Marianne: Faverge insistia bastante sobre esse princípio e lembrava a obra de Gaston Bachelard. Eu acredito que a comparação sustenta o espírito crítico, a aquisição da distância indispensável à análise. Mas a comparação permite também confrontar os fatores de especificidade e evidenciar alternativas – entre a organização do trabalho de duas equipes, de manhã, de tarde, ou de noite; ou entre duas situações de trabalho semelhantes, mas definidas em contextos diferentes. Por isso, nas nossas teses de doutoramento nunca há um só terreno de investigação.
Cadernos: Essa comparação ocorre apenas com participantes ou também com as ferramentas metodológicas?
Marianne: É frequente os instrumentos das pesquisas terem as suas particularidades. Não são duas situações de laboratório predefinidas de modo idêntico. Inevitavelmente, nas pesquisas de campo há variações nos condicionalismos, que acabam por interferir no projeto do investigador, no sentido de orientar a intervenção e encaminhar a produção de conhecimentos para determinadas vias. Também por isso é indispensável salvaguardar o máximo de consciência possível sobre esses elementos.

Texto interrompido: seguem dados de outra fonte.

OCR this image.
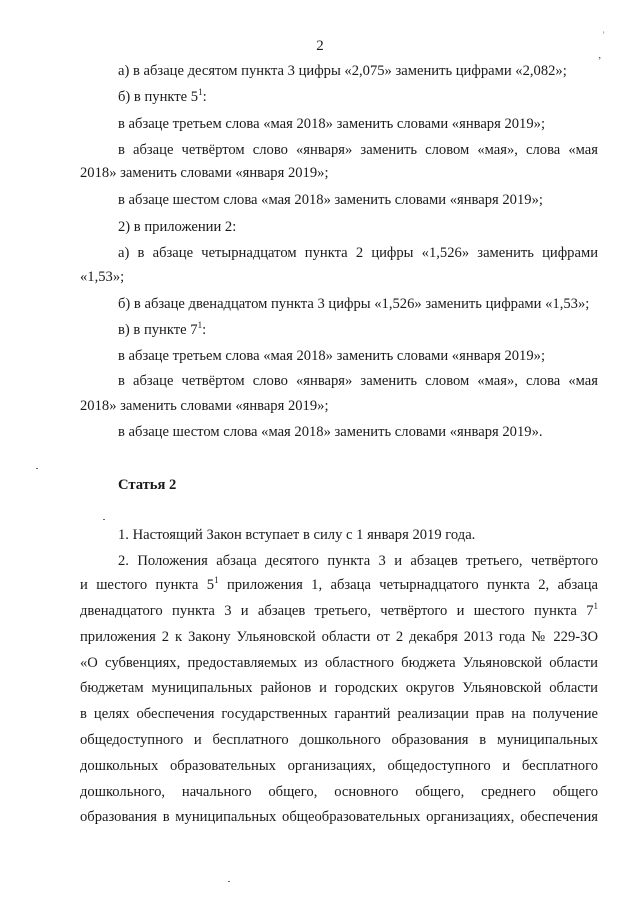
2
ʾ
ʼ
а) в абзаце десятом пункта 3 цифры «2,075» заменить цифрами «2,082»;
б) в пункте $5^1$:
в абзаце третьем слова «мая 2018» заменить словами «января 2019»;
в абзаце четвёртом слово «января» заменить словом «мая», слова «мая
2018» заменить словами «января 2019»;
в абзаце шестом слова «мая 2018» заменить словами «января 2019»;
2) в приложении 2:
а) в абзаце четырнадцатом пункта 2 цифры «1,526» заменить цифрами
«1,53»;
б) в абзаце двенадцатом пункта 3 цифры «1,526» заменить цифрами «1,53»;
в) в пункте $7^1$:
в абзаце третьем слова «мая 2018» заменить словами «января 2019»;
в абзаце четвёртом слово «января» заменить словом «мая», слова «мая
2018» заменить словами «января 2019»;
в абзаце шестом слова «мая 2018» заменить словами «января 2019».
Статья 2
1. Настоящий Закон вступает в силу с 1 января 2019 года.
2. Положения абзаца десятого пункта 3 и абзацев третьего, четвёртого
и шестого пункта $5^1$ приложения 1, абзаца четырнадцатого пункта 2, абзаца
двенадцатого пункта 3 и абзацев третьего, четвёртого и шестого пункта $7^1$
приложения 2 к Закону Ульяновской области от 2 декабря 2013 года № 229-ЗО
«О субвенциях, предоставляемых из областного бюджета Ульяновской области
бюджетам муниципальных районов и городских округов Ульяновской области
в целях обеспечения государственных гарантий реализации прав на получение
общедоступного и бесплатного дошкольного образования в муниципальных
дошкольных образовательных организациях, общедоступного и бесплатного
дошкольного, начального общего, основного общего, среднего общего
образования в муниципальных общеобразовательных организациях, обеспечения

Cadernos: Por isso a expressão "vigilância" sobre o que se passa tanto no campo quanto na maneira como o pesquisador se conduz e as abordagens que elege?
Marianne: Sim, e o trabalho que temos de orientação, de supervisão, de discussão é isso. É também deixar os colegas comentarem, por exemplo, porque não se fez tal opção. E, a partir daí, o que nossos referenciais teóricos permitiriam avançar, o tipo de contributo que poderiam ter e que não estava previsto inicialmente. É isto, exercitar a capacidade crítica, o debate, a controvérsia.
Cadernos: Trata-se de uma postura epistemológica que tem o seu lado ético.
Marianne: Certamente. Sobretudo a postura do princípio hipocrático, de fazer tudo também para não prejudicar ninguém. Isso é algo muito importante na formação de nossos estudantes porque, às vezes, eles têm certa dificuldade em gerir, porque é frequentemente a primeira experiência, e ficam envolvidos em projetos de responsáveis de empresas e não conseguem discernir muito bem as "armadilhas" desses envolvimentos, porque pode ser difícil mesmo.
Cadernos: Passando a uma temática que hoje nos interpela particularmente aqui: como você analisa a importância que a questão da competência vem adquirindo nos mundos do trabalho, na educação?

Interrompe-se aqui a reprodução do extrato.